Desirable characteristics of pharmacologic agents for immediate initiation of acute treatment, he continued, include rapid onset of action, low toxicity, availability in multiple routes of administration, ease of use, low potential for drug-drug interactions, and ease of crossover to an oral antipsychotic agent. However, managing the acute psychosis in an ER or hospital setting “isn’t all about the medication,” he said.

“It’s very traumatic to be held down. It’s humiliating. It’s disruptive. Yes, we need to hospitalize people when they’re unsafe, but a lot of nonpharmacologic things we do are very important and will reduce the risk of complications from medication.” These include reassuring the patient, making him or her physically comfortable, reducing triggers that may escalate the situation, contacting the family, and educating the staff about the treatment plan.

In his clinical opinion, the inpatient use of a haloperidol p.r.n. regimen often is unsound and unsafe. “Very often on an inpatient unit, the haloperidol p.r.n. orders are done separately from the standing orders,” Dr. Weiden explained. “So you’ll have a clinician do a careful evaluation and write the standing orders of the medication, but the p.r.n.s are kind of boilerplate, and they get Haldol. The brain cannot ‘tell’ the difference between a standing order and a p.r.n. order of haloperidol. It is dangerous; patients die from this. It’s not common to have a life-threatening reaction to p.r.n. haloperidol, but it’s not rare, either, and the automatic use of haloperidol p.r.n. certainly no longer meets any reasonable standard of safety.”
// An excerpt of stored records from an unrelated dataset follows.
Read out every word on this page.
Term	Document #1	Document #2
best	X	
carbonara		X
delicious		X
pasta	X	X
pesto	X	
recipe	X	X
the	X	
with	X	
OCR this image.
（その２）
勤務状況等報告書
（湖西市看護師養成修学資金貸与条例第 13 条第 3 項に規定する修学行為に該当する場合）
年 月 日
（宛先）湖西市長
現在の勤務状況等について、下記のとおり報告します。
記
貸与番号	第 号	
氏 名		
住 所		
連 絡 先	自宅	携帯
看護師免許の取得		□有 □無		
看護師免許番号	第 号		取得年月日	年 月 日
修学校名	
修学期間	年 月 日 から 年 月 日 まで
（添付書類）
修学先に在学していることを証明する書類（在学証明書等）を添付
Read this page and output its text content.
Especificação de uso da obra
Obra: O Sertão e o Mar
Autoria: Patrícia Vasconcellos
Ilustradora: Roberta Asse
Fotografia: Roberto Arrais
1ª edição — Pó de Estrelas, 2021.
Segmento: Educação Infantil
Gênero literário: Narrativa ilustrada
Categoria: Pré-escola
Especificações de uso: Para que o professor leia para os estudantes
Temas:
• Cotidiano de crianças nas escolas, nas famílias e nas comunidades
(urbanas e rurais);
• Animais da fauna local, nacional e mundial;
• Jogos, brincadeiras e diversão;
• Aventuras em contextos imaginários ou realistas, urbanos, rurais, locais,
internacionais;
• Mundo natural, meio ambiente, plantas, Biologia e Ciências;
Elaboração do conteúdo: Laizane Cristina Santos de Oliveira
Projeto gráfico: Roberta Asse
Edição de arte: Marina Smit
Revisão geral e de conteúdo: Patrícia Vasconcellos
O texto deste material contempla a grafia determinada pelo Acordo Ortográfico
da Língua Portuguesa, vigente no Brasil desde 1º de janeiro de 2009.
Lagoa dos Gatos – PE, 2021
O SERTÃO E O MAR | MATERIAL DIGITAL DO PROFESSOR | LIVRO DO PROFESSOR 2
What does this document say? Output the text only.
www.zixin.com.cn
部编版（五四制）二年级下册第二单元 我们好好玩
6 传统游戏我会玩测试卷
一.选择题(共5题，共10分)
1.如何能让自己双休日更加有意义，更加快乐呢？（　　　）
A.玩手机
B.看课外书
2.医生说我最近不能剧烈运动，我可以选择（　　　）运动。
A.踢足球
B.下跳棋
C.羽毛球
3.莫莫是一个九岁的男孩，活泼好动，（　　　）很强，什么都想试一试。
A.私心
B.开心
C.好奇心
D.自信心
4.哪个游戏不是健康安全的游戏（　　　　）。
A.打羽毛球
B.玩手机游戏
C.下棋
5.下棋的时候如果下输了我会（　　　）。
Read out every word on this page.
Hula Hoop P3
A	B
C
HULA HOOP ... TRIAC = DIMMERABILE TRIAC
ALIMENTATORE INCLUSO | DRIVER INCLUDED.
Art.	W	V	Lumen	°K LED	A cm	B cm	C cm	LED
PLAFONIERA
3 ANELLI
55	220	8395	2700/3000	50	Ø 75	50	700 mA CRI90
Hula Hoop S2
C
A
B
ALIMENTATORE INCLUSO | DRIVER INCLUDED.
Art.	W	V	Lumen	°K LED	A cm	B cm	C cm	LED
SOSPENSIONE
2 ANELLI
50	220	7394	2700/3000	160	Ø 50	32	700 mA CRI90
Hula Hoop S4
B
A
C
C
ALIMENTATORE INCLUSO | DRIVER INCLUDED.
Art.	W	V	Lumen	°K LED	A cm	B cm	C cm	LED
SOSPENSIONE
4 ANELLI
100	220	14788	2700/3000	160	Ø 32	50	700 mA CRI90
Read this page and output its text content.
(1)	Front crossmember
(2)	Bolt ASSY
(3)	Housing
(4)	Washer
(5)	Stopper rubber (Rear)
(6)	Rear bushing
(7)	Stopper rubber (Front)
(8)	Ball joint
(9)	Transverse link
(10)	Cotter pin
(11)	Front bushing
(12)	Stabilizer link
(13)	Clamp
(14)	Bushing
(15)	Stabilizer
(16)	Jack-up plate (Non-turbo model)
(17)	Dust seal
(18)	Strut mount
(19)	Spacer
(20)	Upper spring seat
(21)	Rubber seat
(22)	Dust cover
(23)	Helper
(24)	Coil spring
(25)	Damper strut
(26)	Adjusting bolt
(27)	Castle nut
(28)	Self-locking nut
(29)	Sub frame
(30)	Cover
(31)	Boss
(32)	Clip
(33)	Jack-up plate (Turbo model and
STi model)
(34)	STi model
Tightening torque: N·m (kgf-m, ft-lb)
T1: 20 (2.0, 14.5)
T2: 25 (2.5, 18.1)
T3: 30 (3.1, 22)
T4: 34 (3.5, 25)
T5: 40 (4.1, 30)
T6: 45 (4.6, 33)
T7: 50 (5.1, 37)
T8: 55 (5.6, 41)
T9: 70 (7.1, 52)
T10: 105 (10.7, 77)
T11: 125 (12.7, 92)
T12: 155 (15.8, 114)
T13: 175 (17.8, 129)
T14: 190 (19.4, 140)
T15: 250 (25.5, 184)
The same antipsychotic medication can be used acutely and in maintenance, Dr. Weiden said, but if the patient relapses, you might consider changing to another agent. “If you know the patient well, and you know that the last medicine helped keep the patient stable but they still have lots of symptoms and a pretty crummy life, you might want to consider that as an opportunity to change the medicine,” he said. ‘However, if the patient came in because they went out drinking with their buddies and they got intoxicated, you really should not change the medicine, because in this situation, it was not a pharmacologic failure of the medication regimen,” Dr. Weiden said. To change or not to change medication “is a really big issue for someone’s life trajectory.”